Malheureusement après, sa vie quotidienne devient un calvaire, en récompense du rôle qu’il a remarquablement interprété, il se fait traiter de sidéen partout dans la capitale. Hommage à un immense artiste national polyvalent, qu’Allah l’accepte dans son paradis.
Auteur, réalisateur et cinéaste, Ahmed DINI était aussi connu pour la réalisation des émissions enfantines tel que le programme télévisé de 1996 intitulé « Tiroirs des Enfants » animé par la grande journaliste Hasna Maki, une émission qui a eu un grand succès auprès des foyers djiboutiens.
En remerciement de ses travaux acharnés et des valeurs reconnues de son travail à la Radiotélévision de Djibouti (RTD), Mr Ahmed Dini Farah est nommé en 1996 Directeur-Adjoint de la RTD, puis élevé et décoré en 2014 par le président de la République son Excellence Mr Ismael Omar Guelleh d’une médaille d’officier d’honneur. Pour Ahmed Dini Farah, chaque seconde a compté avec la Radiotélévision de Djibouti.

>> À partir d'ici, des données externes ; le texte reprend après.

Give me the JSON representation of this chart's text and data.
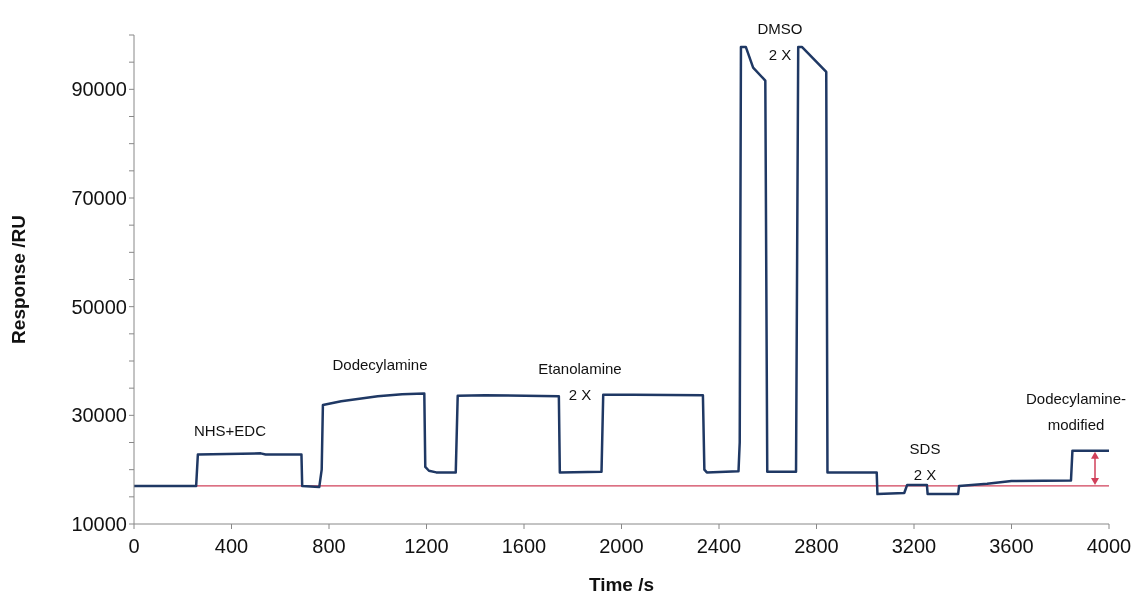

En février 2023, avec son ami de conviction le grand NABIL DORANI également réalisateur, ils ont été invités et mis à l’honneur lors du dernier Festival du Film Djiboutien au titre des doyens du cinéma national pour recevoir de la part du Ministre de la Culture et de la Jeunesse Mme Hibo Moumin Assoweh un trophée de mérite pour leur talent et accomplissement.
Dans la vie de tous les jours et au-delà de ses 70 ans passés sur terre, Ahmed Dini Farah passe pour une personne très communicante à l’égard de ses interlocuteurs, et ceux qui le connaissaient savent que c’est quelqu’un de grand cœur qui aimait toujours transmettre ses expériences aux cadets.
Avec les pionniers du cinéma africain Omar Sharif le renommé acteur égyptien, Ousmane Sembene du Sénégal et le tunisien Tahar Cheria qu’il a longtemps croisé dans les coulisses des festivals de Cinéma, ils formaient de grands réalisateurs partageant les mêmes convictions, complices et tout aussi engagés. Ils représentaient les pères du cinéma africain.
Ahmed Dini Farah s’est lancé dans le cinéma pour donner une image de Djibouti et de l’Afrique à travers ses films culturels et sociaux pour atteindre pour passer un message fort tranchant, sans filtre et profond.